Anyway, so it’s 2010. Usually I start the new year with a bunch of resolutions in my head. Things like ‘cut back on the booze’ or ‘stop smoking at parties’ or ‘stop dating losers’ or ‘start treating yoga like food’. Not so much this year. The first three are taken care of by the very existence of Ewan and Andrew, and the fourth is a no-brainer now. I NEED yoga like I need water. Pregnancy without yoga is just not possible, I’ve decided. My only resolution this year is to go with the flow. We have so much going on, with the baby and the wedding and the move and Andrew travelling, and blah diddy blah blah that the only sensible way to approach the year is with the following mantra: ‘Whatever, it’ll all work out’. I’m not too worried about things. The wedding will totally work out, as long as I tackle a different wedding task each weekend before the baby gets here. My goal is to have the whole party planned by June so that I won’t have to worry about wedding stuff while trying to figure out how to not accidentally kill the child. I’ve never been happier that I have five bridesmaids – delegate, delegate, delegate. The move will be fine because we’re tossing everything we own anyways and the house doesn’t need much work except for paint which can wait.
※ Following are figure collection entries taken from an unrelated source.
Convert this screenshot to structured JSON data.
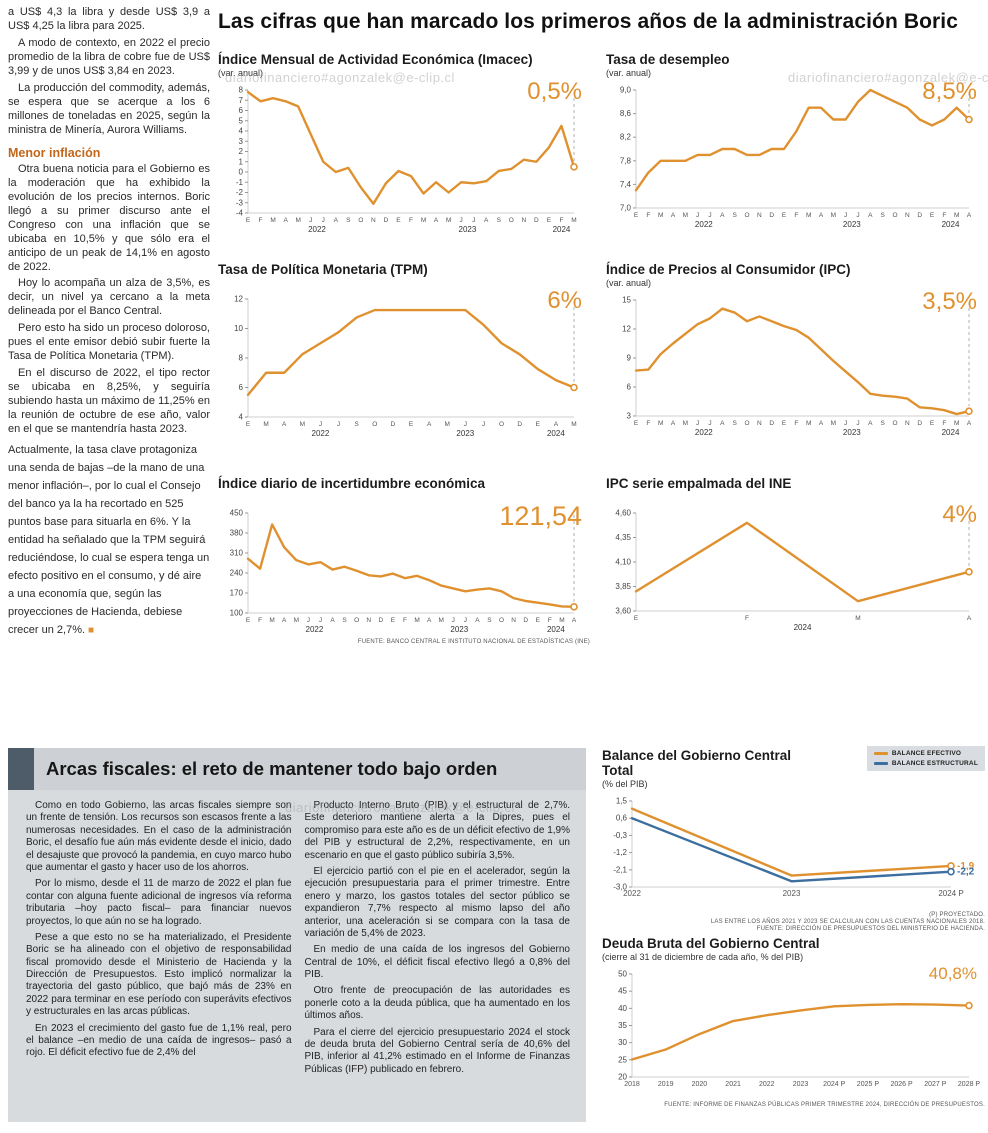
{
  "watermark": "diariofinanciero#agonzalek@e-clip.cl",
  "main": {
    "title": "Las cifras que han marcado los primeros años de la administración Boric"
  },
  "left_column": {
    "paragraphs": [
      "a US$ 4,3 la libra y desde US$ 3,9 a US$ 4,25 la libra para 2025.",
      "A modo de contexto, en 2022 el precio promedio de la libra de cobre fue de US$ 3,99 y de unos US$ 3,84 en 2023.",
      "La producción del commodity, además, se espera que se acerque a los 6 millones de toneladas en 2025, según la ministra de Minería, Aurora Williams."
    ],
    "subhead": "Menor inflación",
    "paragraphs2": [
      "Otra buena noticia para el Gobierno es la moderación que ha exhibido la evolución de los precios internos. Boric llegó a su primer discurso ante el Congreso con una inflación que se ubicaba en 10,5% y que sólo era el anticipo de un peak de 14,1% en agosto de 2022.",
      "Hoy lo acompaña un alza de 3,5%, es decir, un nivel ya cercano a la meta delineada por el Banco Central.",
      "Pero esto ha sido un proceso doloroso, pues el ente emisor debió subir fuerte la Tasa de Política Monetaria (TPM).",
      "En el discurso de 2022, el tipo rector se ubicaba en 8,25%, y seguiría subiendo hasta un máximo de 11,25% en la reunión de octubre de ese año, valor en el que se mantendría hasta 2023.",
      "Actualmente, la tasa clave protagoniza una senda de bajas –de la mano de una menor inflación–, por lo cual el Consejo del banco ya la ha recortado en 525 puntos base para situarla en 6%. Y la entidad ha señalado que la TPM seguirá reduciéndose, lo cual se espera tenga un efecto positivo en el consumo, y dé aire a una economía que, según las proyecciones de Hacienda, debiese crecer un 2,7%."
    ],
    "end_mark": "■"
  },
  "bottom": {
    "title": "Arcas fiscales: el reto de mantener todo bajo orden",
    "col1": [
      "Como en todo Gobierno, las arcas fiscales siempre son un frente de tensión. Los recursos son escasos frente a las numerosas necesidades. En el caso de la administración Boric, el desafío fue aún más evidente desde el inicio, dado el desajuste que provocó la pandemia, en cuyo marco hubo que aumentar el gasto y hacer uso de los ahorros.",
      "Por lo mismo, desde el 11 de marzo de 2022 el plan fue contar con alguna fuente adicional de ingresos vía reforma tributaria –hoy pacto fiscal– para financiar nuevos proyectos, lo que aún no se ha logrado.",
      "Pese a que esto no se ha materializado, el Presidente Boric se ha alineado con el objetivo de responsabilidad fiscal promovido desde el Ministerio de Hacienda y la Dirección de Presupuestos. Esto implicó normalizar la trayectoria del gasto público, que bajó más de 23% en 2022 para terminar en ese período con superávits efectivos y estructurales en las arcas públicas.",
      "En 2023 el crecimiento del gasto fue de 1,1% real, pero el balance –en medio de una caída de ingresos– pasó a rojo. El déficit efectivo fue de 2,4% del"
    ],
    "col2": [
      "Producto Interno Bruto (PIB) y el estructural de 2,7%. Este deterioro mantiene alerta a la Dipres, pues el compromiso para este año es de un déficit efectivo de 1,9% del PIB y estructural de 2,2%, respectivamente, en un escenario en que el gasto público subiría 3,5%.",
      "El ejercicio partió con el pie en el acelerador, según la ejecución presupuestaria para el primer trimestre. Entre enero y marzo, los gastos totales del sector público se expandieron 7,7% respecto al mismo lapso del año anterior, una aceleración si se compara con la tasa de variación de 5,4% de 2023.",
      "En medio de una caída de los ingresos del Gobierno Central de 10%, el déficit fiscal efectivo llegó a 0,8% del PIB.",
      "Otro frente de preocupación de las autoridades es ponerle coto a la deuda pública, que ha aumentado en los últimos años.",
      "Para el cierre del ejercicio presupuestario 2024 el stock de deuda bruta del Gobierno Central sería de 40,6% del PIB, inferior al 41,2% estimado en el Informe de Finanzas Públicas (IFP) publicado en febrero."
    ]
  },
  "chart_data": [
    {
      "type": "line",
      "title": "Índice Mensual de Actividad Económica (Imacec)",
      "subtitle": "(var. anual)",
      "big_label": "0,5%",
      "dashed_end": true,
      "y_ticks": [
        {
          "v": 8,
          "label": "8"
        },
        {
          "v": 7,
          "label": "7"
        },
        {
          "v": 6,
          "label": "6"
        },
        {
          "v": 5,
          "label": "5"
        },
        {
          "v": 4,
          "label": "4"
        },
        {
          "v": 3,
          "label": "3"
        },
        {
          "v": 2,
          "label": "2"
        },
        {
          "v": 1,
          "label": "1"
        },
        {
          "v": 0,
          "label": "0"
        },
        {
          "v": -1,
          "label": "-1"
        },
        {
          "v": -2,
          "label": "-2"
        },
        {
          "v": -3,
          "label": "-3"
        },
        {
          "v": -4,
          "label": "-4"
        }
      ],
      "x_labels": [
        "E",
        "F",
        "M",
        "A",
        "M",
        "J",
        "J",
        "A",
        "S",
        "O",
        "N",
        "D",
        "E",
        "F",
        "M",
        "A",
        "M",
        "J",
        "J",
        "A",
        "S",
        "O",
        "N",
        "D",
        "E",
        "F",
        "M"
      ],
      "years": [
        {
          "label": "2022",
          "i": 5.5
        },
        {
          "label": "2023",
          "i": 17.5
        },
        {
          "label": "2024",
          "i": 25
        }
      ],
      "series": [
        {
          "name": "Imacec",
          "color": "#E0912F",
          "values": [
            7.8,
            6.9,
            7.2,
            6.9,
            6.4,
            3.7,
            1.0,
            0.0,
            0.4,
            -1.5,
            -3.1,
            -1.1,
            0.1,
            -0.4,
            -2.1,
            -1.0,
            -2.0,
            -1.0,
            -1.1,
            -0.9,
            0.1,
            0.3,
            1.2,
            1.0,
            2.4,
            4.5,
            0.5
          ]
        }
      ]
    },
    {
      "type": "line",
      "title": "Tasa de desempleo",
      "subtitle": "(var. anual)",
      "big_label": "8,5%",
      "dashed_end": true,
      "y_ticks": [
        {
          "v": 9.0,
          "label": "9,0"
        },
        {
          "v": 8.6,
          "label": "8,6"
        },
        {
          "v": 8.2,
          "label": "8,2"
        },
        {
          "v": 7.8,
          "label": "7,8"
        },
        {
          "v": 7.4,
          "label": "7,4"
        },
        {
          "v": 7.0,
          "label": "7,0"
        }
      ],
      "x_labels": [
        "E",
        "F",
        "M",
        "A",
        "M",
        "J",
        "J",
        "A",
        "S",
        "O",
        "N",
        "D",
        "E",
        "F",
        "M",
        "A",
        "M",
        "J",
        "J",
        "A",
        "S",
        "O",
        "N",
        "D",
        "E",
        "F",
        "M",
        "A"
      ],
      "years": [
        {
          "label": "2022",
          "i": 5.5
        },
        {
          "label": "2023",
          "i": 17.5
        },
        {
          "label": "2024",
          "i": 25.5
        }
      ],
      "series": [
        {
          "name": "Tasa de desempleo",
          "color": "#E0912F",
          "values": [
            7.3,
            7.6,
            7.8,
            7.8,
            7.8,
            7.9,
            7.9,
            8.0,
            8.0,
            7.9,
            7.9,
            8.0,
            8.0,
            8.3,
            8.7,
            8.7,
            8.5,
            8.5,
            8.8,
            9.0,
            8.9,
            8.8,
            8.7,
            8.5,
            8.4,
            8.5,
            8.7,
            8.5
          ]
        }
      ]
    },
    {
      "type": "line",
      "title": "Tasa de Política Monetaria (TPM)",
      "subtitle": "",
      "big_label": "6%",
      "dashed_end": true,
      "y_ticks": [
        {
          "v": 12,
          "label": "12"
        },
        {
          "v": 10,
          "label": "10"
        },
        {
          "v": 8,
          "label": "8"
        },
        {
          "v": 6,
          "label": "6"
        },
        {
          "v": 4,
          "label": "4"
        }
      ],
      "x_labels": [
        "E",
        "M",
        "A",
        "M",
        "J",
        "J",
        "S",
        "O",
        "D",
        "E",
        "A",
        "M",
        "J",
        "J",
        "O",
        "D",
        "E",
        "A",
        "M"
      ],
      "years": [
        {
          "label": "2022",
          "i": 4
        },
        {
          "label": "2023",
          "i": 12
        },
        {
          "label": "2024",
          "i": 17
        }
      ],
      "series": [
        {
          "name": "TPM",
          "color": "#E0912F",
          "values": [
            5.5,
            7.0,
            7.0,
            8.25,
            9.0,
            9.75,
            10.75,
            11.25,
            11.25,
            11.25,
            11.25,
            11.25,
            11.25,
            10.25,
            9.0,
            8.25,
            7.25,
            6.5,
            6.0
          ]
        }
      ]
    },
    {
      "type": "line",
      "title": "Índice de Precios al Consumidor (IPC)",
      "subtitle": "(var. anual)",
      "big_label": "3,5%",
      "dashed_end": true,
      "y_ticks": [
        {
          "v": 15,
          "label": "15"
        },
        {
          "v": 12,
          "label": "12"
        },
        {
          "v": 9,
          "label": "9"
        },
        {
          "v": 6,
          "label": "6"
        },
        {
          "v": 3,
          "label": "3"
        }
      ],
      "x_labels": [
        "E",
        "F",
        "M",
        "A",
        "M",
        "J",
        "J",
        "A",
        "S",
        "O",
        "N",
        "D",
        "E",
        "F",
        "M",
        "A",
        "M",
        "J",
        "J",
        "A",
        "S",
        "O",
        "N",
        "D",
        "E",
        "F",
        "M",
        "A"
      ],
      "years": [
        {
          "label": "2022",
          "i": 5.5
        },
        {
          "label": "2023",
          "i": 17.5
        },
        {
          "label": "2024",
          "i": 25.5
        }
      ],
      "series": [
        {
          "name": "IPC",
          "color": "#E0912F",
          "values": [
            7.7,
            7.8,
            9.4,
            10.5,
            11.5,
            12.5,
            13.1,
            14.1,
            13.7,
            12.8,
            13.3,
            12.8,
            12.3,
            11.9,
            11.1,
            9.9,
            8.7,
            7.6,
            6.5,
            5.3,
            5.1,
            5.0,
            4.8,
            3.9,
            3.8,
            3.6,
            3.2,
            3.5
          ]
        }
      ]
    },
    {
      "type": "line",
      "title": "Índice diario de incertidumbre económica",
      "subtitle": "",
      "big_label": "121,54",
      "dashed_end": true,
      "source": "FUENTE: BANCO CENTRAL E INSTITUTO NACIONAL DE ESTADÍSTICAS (INE)",
      "y_ticks": [
        {
          "v": 450,
          "label": "450"
        },
        {
          "v": 380,
          "label": "380"
        },
        {
          "v": 310,
          "label": "310"
        },
        {
          "v": 240,
          "label": "240"
        },
        {
          "v": 170,
          "label": "170"
        },
        {
          "v": 100,
          "label": "100"
        }
      ],
      "x_labels": [
        "E",
        "F",
        "M",
        "A",
        "M",
        "J",
        "J",
        "A",
        "S",
        "O",
        "N",
        "D",
        "E",
        "F",
        "M",
        "A",
        "M",
        "J",
        "J",
        "A",
        "S",
        "O",
        "N",
        "D",
        "E",
        "F",
        "M",
        "A"
      ],
      "years": [
        {
          "label": "2022",
          "i": 5.5
        },
        {
          "label": "2023",
          "i": 17.5
        },
        {
          "label": "2024",
          "i": 25.5
        }
      ],
      "series": [
        {
          "name": "Incertidumbre económica",
          "color": "#E0912F",
          "values": [
            290,
            255,
            410,
            330,
            285,
            270,
            278,
            252,
            262,
            248,
            232,
            228,
            238,
            222,
            230,
            215,
            196,
            186,
            176,
            182,
            186,
            176,
            152,
            142,
            136,
            130,
            123,
            121.54
          ]
        }
      ]
    },
    {
      "type": "line",
      "title": "IPC serie empalmada del INE",
      "subtitle": "",
      "big_label": "4%",
      "dashed_end": true,
      "y_ticks": [
        {
          "v": 4.6,
          "label": "4,60"
        },
        {
          "v": 4.35,
          "label": "4,35"
        },
        {
          "v": 4.1,
          "label": "4,10"
        },
        {
          "v": 3.85,
          "label": "3,85"
        },
        {
          "v": 3.6,
          "label": "3,60"
        }
      ],
      "x_labels": [
        "E",
        "F",
        "M",
        "A"
      ],
      "years": [
        {
          "label": "2024",
          "i": 1.5
        }
      ],
      "series": [
        {
          "name": "IPC serie empalmada",
          "color": "#E0912F",
          "values": [
            3.8,
            4.5,
            3.7,
            4.0
          ]
        }
      ]
    },
    {
      "type": "line",
      "title": "Balance del Gobierno Central Total",
      "subtitle": "(% del PIB)",
      "dashed_end": false,
      "y_ticks": [
        {
          "v": 1.5,
          "label": "1,5"
        },
        {
          "v": 0.6,
          "label": "0,6"
        },
        {
          "v": -0.3,
          "label": "-0,3"
        },
        {
          "v": -1.2,
          "label": "-1,2"
        },
        {
          "v": -2.1,
          "label": "-2,1"
        },
        {
          "v": -3.0,
          "label": "-3,0"
        }
      ],
      "x_labels": [
        "2022",
        "2023",
        "2024 P"
      ],
      "years": [],
      "series": [
        {
          "name": "BALANCE EFECTIVO",
          "color": "#E0912F",
          "values": [
            1.1,
            -2.4,
            -1.9
          ],
          "end_label": "-1,9"
        },
        {
          "name": "BALANCE ESTRUCTURAL",
          "color": "#3C6E9F",
          "values": [
            0.6,
            -2.7,
            -2.2
          ],
          "end_label": "-2,2"
        }
      ],
      "footnotes": [
        "(P) PROYECTADO.",
        "LAS ENTRE LOS AÑOS 2021 Y 2023 SE CALCULAN CON LAS CUENTAS NACIONALES 2018.",
        "FUENTE: DIRECCIÓN DE PRESUPUESTOS DEL MINISTERIO DE HACIENDA."
      ]
    },
    {
      "type": "line",
      "title": "Deuda Bruta del Gobierno Central",
      "subtitle": "(cierre al 31 de diciembre de cada año, % del PIB)",
      "big_label": "40,8%",
      "dashed_end": false,
      "source": "FUENTE: INFORME DE FINANZAS PÚBLICAS PRIMER TRIMESTRE 2024, DIRECCIÓN DE PRESUPUESTOS.",
      "y_ticks": [
        {
          "v": 50,
          "label": "50"
        },
        {
          "v": 45,
          "label": "45"
        },
        {
          "v": 40,
          "label": "40"
        },
        {
          "v": 35,
          "label": "35"
        },
        {
          "v": 30,
          "label": "30"
        },
        {
          "v": 25,
          "label": "25"
        },
        {
          "v": 20,
          "label": "20"
        }
      ],
      "x_labels": [
        "2018",
        "2019",
        "2020",
        "2021",
        "2022",
        "2023",
        "2024 P",
        "2025 P",
        "2026 P",
        "2027 P",
        "2028 P"
      ],
      "years": [],
      "series": [
        {
          "name": "Deuda bruta",
          "color": "#E0912F",
          "values": [
            25.1,
            28.0,
            32.5,
            36.3,
            38.0,
            39.4,
            40.6,
            41.0,
            41.2,
            41.1,
            40.8
          ]
        }
      ]
    }
  ]
}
And the kid, well the kid will just work I figure. I mean, heaps of people have kids everyday and it works, so whatever. My biggest concern at present is that I will accidentally leave him somewhere but if I have a baby like me (I cried for the first three years of life), I’ll have no trouble remembering him.

So that’s it. Go with the flow. This is the most excited I’ve been about a year ever. I’m nervous and excited and a little nauseous…wait, the nausea is because I need to eat. Ok, off to make some sort of healthy treat for Ewan. Olives and pasta with chard, tomato, parmasean, and some fish oil supplements? Tasty times.